To change the TTL (if necessary), do something like this to set the TTL to two before any routing. Routing then decreases the TTL to 1:
Hmm.. tried that.. it’s not working, using packet sniffer, looks like it’s trying to go out the cable ethernet port instead of the lan ethernet port for the client that originally tried to connect (192.168.100.50 for example) and I see in the arp a new dynamic entry for this IP on the cable ethernet… interesting almost anything on the cable ethernet has the same mac… must be how cable modems route or something.
Checking my rules, and maybe need to ensure it doesn’t go over the cable eth to reply to the lan client… another mangle? Bit hard as client IP can vary of course… will keep trying.
in etherLan srcip 192.168.100.50 dstip 192.168.99.1
out etherCable srcip dstip 192.168.100.1
in etherCable srcip 192.168.100.1 dstip
out etherCable srcip 192.168.99.1 dstip 192.168.100.50 dstmac <not the same mac as 192.168.100.50 should have, instead looks like the MAC that every ip on the etherCable connection gets.
Tht’s last out should be etherLan and go to 192.168.100.50, but it’s not, instead it’s going out the etherCable, and I presume trying to find 192.168.100.50 over the Cable internet connection even.
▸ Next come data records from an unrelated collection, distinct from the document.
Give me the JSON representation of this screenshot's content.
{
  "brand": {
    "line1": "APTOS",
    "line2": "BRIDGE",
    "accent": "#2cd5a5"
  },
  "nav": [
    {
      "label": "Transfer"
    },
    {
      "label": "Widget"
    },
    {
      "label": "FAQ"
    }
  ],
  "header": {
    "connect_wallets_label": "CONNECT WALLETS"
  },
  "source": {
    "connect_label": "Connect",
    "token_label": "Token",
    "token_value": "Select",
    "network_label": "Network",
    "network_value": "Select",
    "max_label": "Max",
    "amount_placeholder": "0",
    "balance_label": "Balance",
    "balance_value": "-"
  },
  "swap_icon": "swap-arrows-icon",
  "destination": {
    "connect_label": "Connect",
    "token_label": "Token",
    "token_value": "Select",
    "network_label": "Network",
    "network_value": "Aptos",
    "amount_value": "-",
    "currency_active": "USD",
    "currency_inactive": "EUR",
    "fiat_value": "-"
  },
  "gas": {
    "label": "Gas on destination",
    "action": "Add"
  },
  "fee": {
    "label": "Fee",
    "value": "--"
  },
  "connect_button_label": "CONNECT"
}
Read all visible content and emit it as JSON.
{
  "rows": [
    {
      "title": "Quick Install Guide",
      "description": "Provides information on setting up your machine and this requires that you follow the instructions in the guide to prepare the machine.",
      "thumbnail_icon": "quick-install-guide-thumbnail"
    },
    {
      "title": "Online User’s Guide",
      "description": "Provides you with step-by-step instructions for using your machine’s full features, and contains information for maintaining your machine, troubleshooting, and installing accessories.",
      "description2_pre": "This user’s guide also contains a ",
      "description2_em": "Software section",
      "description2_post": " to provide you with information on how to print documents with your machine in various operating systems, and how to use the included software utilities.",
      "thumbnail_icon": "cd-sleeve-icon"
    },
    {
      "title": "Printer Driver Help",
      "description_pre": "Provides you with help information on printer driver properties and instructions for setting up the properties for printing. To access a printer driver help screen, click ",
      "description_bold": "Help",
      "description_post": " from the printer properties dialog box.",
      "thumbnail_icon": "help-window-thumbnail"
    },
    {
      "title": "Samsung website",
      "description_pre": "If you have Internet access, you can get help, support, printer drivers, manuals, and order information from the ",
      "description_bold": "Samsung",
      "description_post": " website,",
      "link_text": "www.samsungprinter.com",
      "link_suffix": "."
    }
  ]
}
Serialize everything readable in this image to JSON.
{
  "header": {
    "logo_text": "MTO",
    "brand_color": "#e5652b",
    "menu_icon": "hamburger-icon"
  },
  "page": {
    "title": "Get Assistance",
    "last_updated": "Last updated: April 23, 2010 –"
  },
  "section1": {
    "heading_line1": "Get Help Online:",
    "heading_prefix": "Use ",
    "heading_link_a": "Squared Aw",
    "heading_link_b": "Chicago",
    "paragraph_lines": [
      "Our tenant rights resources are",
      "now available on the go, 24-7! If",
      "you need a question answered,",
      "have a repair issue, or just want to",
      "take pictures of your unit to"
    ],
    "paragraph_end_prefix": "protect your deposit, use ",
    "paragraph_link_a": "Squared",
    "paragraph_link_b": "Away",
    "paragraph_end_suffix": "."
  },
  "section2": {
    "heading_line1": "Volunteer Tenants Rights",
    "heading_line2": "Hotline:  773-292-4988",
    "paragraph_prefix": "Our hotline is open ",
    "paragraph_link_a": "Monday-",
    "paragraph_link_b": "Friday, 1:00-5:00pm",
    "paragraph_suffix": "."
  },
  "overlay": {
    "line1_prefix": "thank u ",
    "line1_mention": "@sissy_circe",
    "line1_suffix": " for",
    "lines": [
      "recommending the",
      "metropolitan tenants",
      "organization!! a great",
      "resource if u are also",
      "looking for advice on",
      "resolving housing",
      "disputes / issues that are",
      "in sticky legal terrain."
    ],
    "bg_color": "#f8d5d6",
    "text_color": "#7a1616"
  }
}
As I thought, was because of my mangle, mark parket, mark routing rules for ensuring things that come in on a connection go back out that connection, had to exclude for 192.168.100.1
I can now reach it via 192.168.99.1, yipee!
Hmm.. maybe spoke too soon… seems a bit “hit and miss” connecting to it… get time outs, but sometimes get a page up… weird.
Hmm.. would really like to get to the bottom of this one.
Using Packet Sniffer in the RB, I notice the connection from the RB to the VM Cable modem…
however, when the page times out, nothing comes back in that interface.
When the page DOES load, I notice it’s coming from a different source mac address then the dst mac address I used to the router…
When connecting a PC directly, I made a note of what the cable modem’s mac address was for 192.168.100.1, I then made it a static entry in ARP for that ether port.
I’ve also tried this with this static entry disabled/removed, but think that just makes it worse, might be mistaken and it’s the same, but doens’t seem like it.
Changing the TTL doesn’t seem to make any difference, when it works, TTLs seem to be 64 out and 64 in… shrugs.
Can’t seem to figure out why it loads sometimes, but mostly times out… what a weird modem this thing is!